COVID-19, a virus that was first detected in Wuhan of China in late 2019, has put the entire world in uncertainty and chaos. The challenges faced by people during covid-19 crisis is uncontestable. This global pandemic has become one of most notable crises to challenge the health sector, economic sector and wellbeing of people all over the world. With the passing of almost one and half year since the virus was first detected, the world is still crippling, with the onset of second wave in different parts of the world.
Tourism industry is one of the major sectors that has been deeply affected by this deadly pandemic. The overwhelming impact caused by this virus on almost every part of global tourism is a burning issue now. Many governments have imposed severe and strict measures to stop the spread of this deadly virus which includes borders and airway closures along with lockdowns and countless travel restrictions that directly have affected the tourism industry, which in turn is causing a great economic downturn.
Tourism not only provides high volume of jobs for low skilled workers, together with high skilled jobs but it also generates foreign exchange, and drives regional and local development. The travel restrictions affected every sector of tourism, from hotels, or other types of accommodations, restaurants, museums, to small scale tourism businesses. The unprecedented effects on tourism jobs and business has led to near-complete cessation of tourism activities around the world.

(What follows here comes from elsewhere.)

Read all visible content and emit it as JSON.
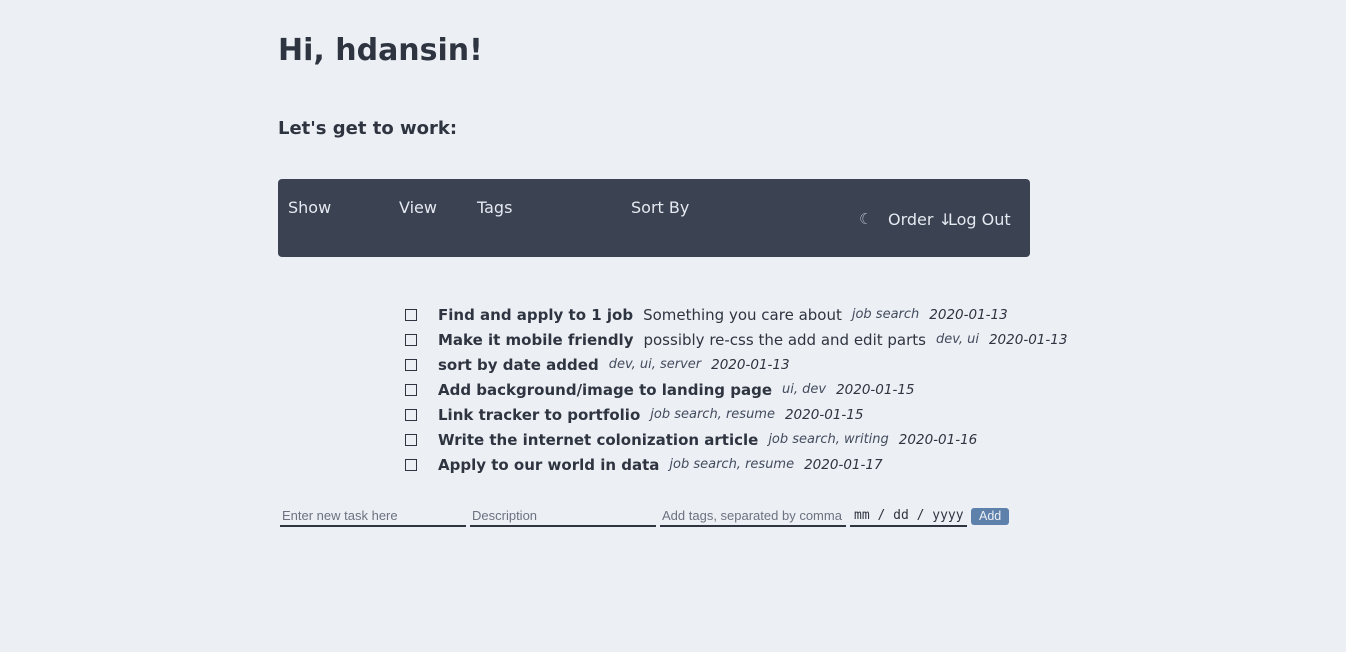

There have been massive cancellation of hotels and tourist bookings followed by widespread unemployment, loss of income and threatened livelihoods for millions of people from every corner of the world. According to WTTC, The Travel & Tourism sector has suffered a loss of around 4.7 trillion US dollar in 2020, with the contribution to GDP dropping by a lurching 49.1% compared to 2019. The highest tourist generating countries like Costa Rica, France, USA, Greece, Morocco, Portugal, and Thailand are among the hardest hit with losses in tourism exceeding 3 percent loss in national GDP.
The consequences of COVID-19 in low and middle income countries like Nepal which rely on small number of service industries are deeply worrying. Without exception, like all the countries of the world, tourism of Nepal has also been decimated by this global pandemic. Around 2,00,000 people who are directly employed in hotel, restaurants, trekking, mountaineering, airlines and other tourism subsectors have been directly affected by the restrictions due to pandemic. Considering coronavirus and its health impact, Nepal Government had to cancel the ambitious campaign “Visit Nepal Year 2020” which aimed to bring 2 million tourists in Nepal. The total 1254 registered Hotels (tourist standard), 29 international airlines flying to Nepal, 20 domestic airlines, 2649 registered trekking agencies have been directly impacted and many tourism businesses among them can no longer sustain.

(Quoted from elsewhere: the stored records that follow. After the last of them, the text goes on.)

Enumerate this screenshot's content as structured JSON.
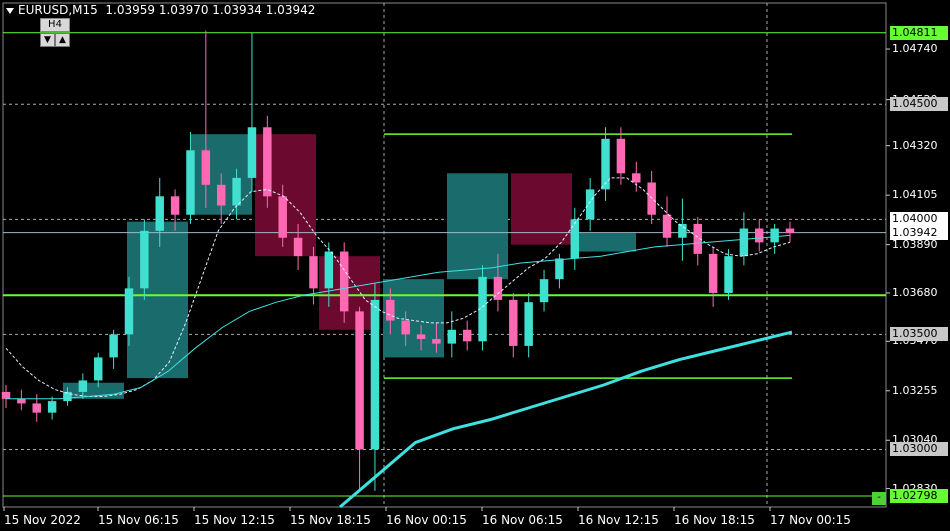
{
  "header": {
    "symbol_tf": "EURUSD,M15",
    "ohlc": "1.03959 1.03970 1.03934 1.03942"
  },
  "timeframe_box": {
    "label": "H4",
    "down_arrow": "▼",
    "up_arrow": "▲"
  },
  "price_axis": {
    "ticks": [
      {
        "price": 1.0474,
        "label": "1.04740",
        "style": "plain"
      },
      {
        "price": 1.0452,
        "label": "1.04520",
        "style": "plain"
      },
      {
        "price": 1.0432,
        "label": "1.04320",
        "style": "plain"
      },
      {
        "price": 1.04105,
        "label": "1.04105",
        "style": "plain"
      },
      {
        "price": 1.0389,
        "label": "1.03890",
        "style": "plain"
      },
      {
        "price": 1.0368,
        "label": "1.03680",
        "style": "plain"
      },
      {
        "price": 1.0347,
        "label": "1.03470",
        "style": "plain"
      },
      {
        "price": 1.03255,
        "label": "1.03255",
        "style": "plain"
      },
      {
        "price": 1.0304,
        "label": "1.03040",
        "style": "plain"
      },
      {
        "price": 1.0283,
        "label": "1.02830",
        "style": "plain"
      }
    ],
    "labels": [
      {
        "price": 1.04811,
        "label": "1.04811",
        "bg": "#66ff33"
      },
      {
        "price": 1.045,
        "label": "1.04500",
        "bg": "#c8c8c8"
      },
      {
        "price": 1.04,
        "label": "1.04000",
        "bg": "#ffffff"
      },
      {
        "price": 1.03942,
        "label": "1.03942",
        "bg": "#ffffff"
      },
      {
        "price": 1.035,
        "label": "1.03500",
        "bg": "#c8c8c8"
      },
      {
        "price": 1.03,
        "label": "1.03000",
        "bg": "#c8c8c8"
      },
      {
        "price": 1.02798,
        "label": "1.02798",
        "bg": "#66ff33"
      }
    ],
    "minus_button": "-"
  },
  "time_axis": {
    "labels": [
      "15 Nov 2022",
      "15 Nov 06:15",
      "15 Nov 12:15",
      "15 Nov 18:15",
      "16 Nov 00:15",
      "16 Nov 06:15",
      "16 Nov 12:15",
      "16 Nov 18:15",
      "17 Nov 00:15"
    ]
  },
  "colors": {
    "bull_candle": "#40e0d0",
    "bear_candle": "#ff69b4",
    "h4_bull_box": "#1a6b6b",
    "h4_bear_box": "#6b0a2e",
    "green_level": "#66ff33",
    "ma_slow": "#40e0e0",
    "grid_dotted": "#aaaaaa"
  },
  "chart_data": {
    "type": "candlestick",
    "symbol": "EURUSD",
    "timeframe": "M15",
    "ylim": [
      1.0275,
      1.0494
    ],
    "levels": {
      "green_horizontal": [
        1.04811,
        1.0367,
        1.02798
      ],
      "green_segments": [
        {
          "price": 1.0437,
          "from": "16 Nov 00:15",
          "to": "17 Nov 00:15"
        },
        {
          "price": 1.0331,
          "from": "16 Nov 00:15",
          "to": "17 Nov 00:15"
        }
      ],
      "dotted_horizontal": [
        1.045,
        1.04,
        1.035,
        1.03
      ],
      "current_price": 1.03942
    },
    "h4_boxes": [
      {
        "open": 1.0322,
        "close": 1.0329,
        "dir": "bull"
      },
      {
        "open": 1.0331,
        "close": 1.0399,
        "dir": "bull"
      },
      {
        "open": 1.0402,
        "close": 1.0437,
        "dir": "bull"
      },
      {
        "open": 1.0437,
        "close": 1.0384,
        "dir": "bear"
      },
      {
        "open": 1.0384,
        "close": 1.0352,
        "dir": "bear"
      },
      {
        "open": 1.034,
        "close": 1.0374,
        "dir": "bull"
      },
      {
        "open": 1.0374,
        "close": 1.042,
        "dir": "bull"
      },
      {
        "open": 1.042,
        "close": 1.0389,
        "dir": "bear"
      },
      {
        "open": 1.0386,
        "close": 1.0394,
        "dir": "bull"
      }
    ],
    "ma_fast": [
      1.0344,
      1.0336,
      1.033,
      1.0326,
      1.0324,
      1.0323,
      1.0323,
      1.0324,
      1.0326,
      1.033,
      1.0338,
      1.0355,
      1.0375,
      1.0395,
      1.0405,
      1.0412,
      1.0413,
      1.041,
      1.0403,
      1.0393,
      1.0385,
      1.0375,
      1.0365,
      1.036,
      1.0357,
      1.0356,
      1.0355,
      1.0355,
      1.0357,
      1.0361,
      1.0367,
      1.0373,
      1.0379,
      1.0383,
      1.039,
      1.04,
      1.041,
      1.0418,
      1.0418,
      1.0413,
      1.0406,
      1.0399,
      1.0394,
      1.0389,
      1.0385,
      1.0384,
      1.0385,
      1.0388,
      1.039
    ],
    "ma_mid": [
      1.0322,
      1.0322,
      1.0322,
      1.0323,
      1.0324,
      1.0327,
      1.0334,
      1.0344,
      1.0353,
      1.036,
      1.0364,
      1.0367,
      1.0369,
      1.0371,
      1.0373,
      1.0375,
      1.0377,
      1.0378,
      1.0379,
      1.0381,
      1.0382,
      1.0383,
      1.0384,
      1.0386,
      1.0388,
      1.0389,
      1.039,
      1.0391,
      1.0392,
      1.0393
    ],
    "ma_slow": [
      1.0275,
      1.0289,
      1.0303,
      1.0309,
      1.0313,
      1.0318,
      1.0323,
      1.0328,
      1.0334,
      1.0339,
      1.0343,
      1.0347,
      1.0351
    ],
    "candles": [
      {
        "o": 1.0325,
        "h": 1.0328,
        "l": 1.0318,
        "c": 1.0322
      },
      {
        "o": 1.0322,
        "h": 1.0326,
        "l": 1.0317,
        "c": 1.032
      },
      {
        "o": 1.032,
        "h": 1.0324,
        "l": 1.0312,
        "c": 1.0316
      },
      {
        "o": 1.0316,
        "h": 1.0323,
        "l": 1.0313,
        "c": 1.0321
      },
      {
        "o": 1.0321,
        "h": 1.0327,
        "l": 1.0319,
        "c": 1.0325
      },
      {
        "o": 1.0325,
        "h": 1.0333,
        "l": 1.0322,
        "c": 1.033
      },
      {
        "o": 1.033,
        "h": 1.0342,
        "l": 1.0327,
        "c": 1.034
      },
      {
        "o": 1.034,
        "h": 1.0352,
        "l": 1.0335,
        "c": 1.035
      },
      {
        "o": 1.035,
        "h": 1.0375,
        "l": 1.0345,
        "c": 1.037
      },
      {
        "o": 1.037,
        "h": 1.04,
        "l": 1.0365,
        "c": 1.0395
      },
      {
        "o": 1.0395,
        "h": 1.0418,
        "l": 1.0388,
        "c": 1.041
      },
      {
        "o": 1.041,
        "h": 1.0413,
        "l": 1.0395,
        "c": 1.0402
      },
      {
        "o": 1.0402,
        "h": 1.0438,
        "l": 1.0398,
        "c": 1.043
      },
      {
        "o": 1.043,
        "h": 1.0482,
        "l": 1.0405,
        "c": 1.0415
      },
      {
        "o": 1.0415,
        "h": 1.042,
        "l": 1.0398,
        "c": 1.0406
      },
      {
        "o": 1.0406,
        "h": 1.0422,
        "l": 1.04,
        "c": 1.0418
      },
      {
        "o": 1.0418,
        "h": 1.0481,
        "l": 1.0412,
        "c": 1.044
      },
      {
        "o": 1.044,
        "h": 1.0445,
        "l": 1.0405,
        "c": 1.041
      },
      {
        "o": 1.041,
        "h": 1.0415,
        "l": 1.0388,
        "c": 1.0392
      },
      {
        "o": 1.0392,
        "h": 1.0398,
        "l": 1.0378,
        "c": 1.0384
      },
      {
        "o": 1.0384,
        "h": 1.0388,
        "l": 1.0363,
        "c": 1.037
      },
      {
        "o": 1.037,
        "h": 1.039,
        "l": 1.0362,
        "c": 1.0386
      },
      {
        "o": 1.0386,
        "h": 1.039,
        "l": 1.0355,
        "c": 1.036
      },
      {
        "o": 1.036,
        "h": 1.0362,
        "l": 1.0282,
        "c": 1.03
      },
      {
        "o": 1.03,
        "h": 1.0372,
        "l": 1.0282,
        "c": 1.0365
      },
      {
        "o": 1.0365,
        "h": 1.037,
        "l": 1.035,
        "c": 1.0356
      },
      {
        "o": 1.0356,
        "h": 1.036,
        "l": 1.0345,
        "c": 1.035
      },
      {
        "o": 1.035,
        "h": 1.0354,
        "l": 1.0343,
        "c": 1.0348
      },
      {
        "o": 1.0348,
        "h": 1.0355,
        "l": 1.0342,
        "c": 1.0346
      },
      {
        "o": 1.0346,
        "h": 1.036,
        "l": 1.034,
        "c": 1.0352
      },
      {
        "o": 1.0352,
        "h": 1.0356,
        "l": 1.0343,
        "c": 1.0347
      },
      {
        "o": 1.0347,
        "h": 1.038,
        "l": 1.0343,
        "c": 1.0375
      },
      {
        "o": 1.0375,
        "h": 1.0385,
        "l": 1.036,
        "c": 1.0365
      },
      {
        "o": 1.0365,
        "h": 1.0368,
        "l": 1.034,
        "c": 1.0345
      },
      {
        "o": 1.0345,
        "h": 1.0368,
        "l": 1.034,
        "c": 1.0364
      },
      {
        "o": 1.0364,
        "h": 1.0378,
        "l": 1.036,
        "c": 1.0374
      },
      {
        "o": 1.0374,
        "h": 1.0385,
        "l": 1.037,
        "c": 1.0383
      },
      {
        "o": 1.0383,
        "h": 1.0405,
        "l": 1.0378,
        "c": 1.04
      },
      {
        "o": 1.04,
        "h": 1.0418,
        "l": 1.0395,
        "c": 1.0413
      },
      {
        "o": 1.0413,
        "h": 1.044,
        "l": 1.0408,
        "c": 1.0435
      },
      {
        "o": 1.0435,
        "h": 1.044,
        "l": 1.0415,
        "c": 1.042
      },
      {
        "o": 1.042,
        "h": 1.0425,
        "l": 1.0412,
        "c": 1.0416
      },
      {
        "o": 1.0416,
        "h": 1.0421,
        "l": 1.0398,
        "c": 1.0402
      },
      {
        "o": 1.0402,
        "h": 1.041,
        "l": 1.0388,
        "c": 1.0392
      },
      {
        "o": 1.0392,
        "h": 1.0409,
        "l": 1.0382,
        "c": 1.0398
      },
      {
        "o": 1.0398,
        "h": 1.0401,
        "l": 1.038,
        "c": 1.0385
      },
      {
        "o": 1.0385,
        "h": 1.0388,
        "l": 1.0362,
        "c": 1.0368
      },
      {
        "o": 1.0368,
        "h": 1.0387,
        "l": 1.0365,
        "c": 1.0384
      },
      {
        "o": 1.0384,
        "h": 1.0403,
        "l": 1.038,
        "c": 1.0396
      },
      {
        "o": 1.0396,
        "h": 1.04,
        "l": 1.0386,
        "c": 1.039
      },
      {
        "o": 1.039,
        "h": 1.0398,
        "l": 1.0385,
        "c": 1.0396
      },
      {
        "o": 1.0396,
        "h": 1.0399,
        "l": 1.039,
        "c": 1.0394
      }
    ]
  }
}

Domestic tourism is assisting to soften the blow, at least partly, and Nepal government is also coming up with plans and actions to restore and revive the sector, protecting business and jobs. In this time of crisis, people from every part of the world have shown unanimity to fight together to rebuild and reemerge. Many countries including Nepal are now developing measures to develop a more sustainable tourism economy post COVID-19 which includes preparing plans to support the strategic recovery of tourism.